Is the answer to home school or put one's children in private schools? Short-term, that is the answer.  Long-term, it is not.  All means all, and it is the intent of the government to include all, even home schoolers and private schools.  While homeschoolers believed being exempt from the various laws passed to implement this system would protect them, they are not protected from the outreach of this system.  Nor are private schools.
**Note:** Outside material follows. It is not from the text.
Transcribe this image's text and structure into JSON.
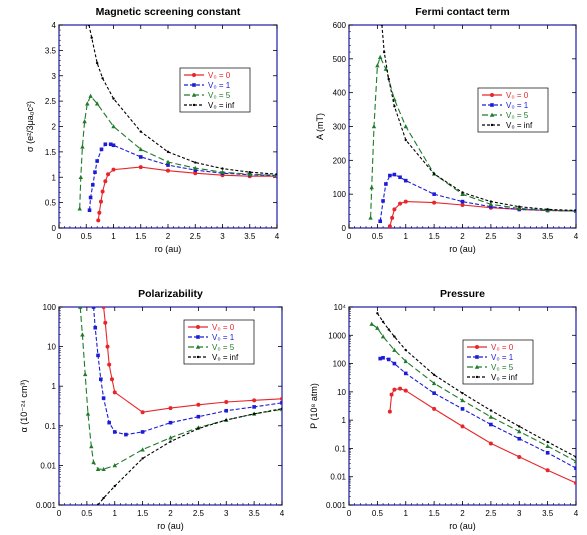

In the not so distant future, young adults who do not have the certificate of mastery will not be able to get a job, a drivers license, or go on to higher education until they do have it.  And they will not be able to get it until they demonstrate mastery of the wanted behaviors defined as the "new basics" benchmarked by the state exit outcomes and benchmarks, assessed by the state assessment, and taught by the sanctioned curriculum, instruction and teaching methodologies. 

Without so much as a vote or their informed consent. the American people no longer live in a Republic, are no longer free, they have become subjects of the emerging socialist police state. 


(1) "Blueprint given for schools of the future"; Bremerton Sun; October 14, 1989' 

(2) "High Skills, High Wages"; Workforce Training and Education Coordinating Board; Washington State; 1994.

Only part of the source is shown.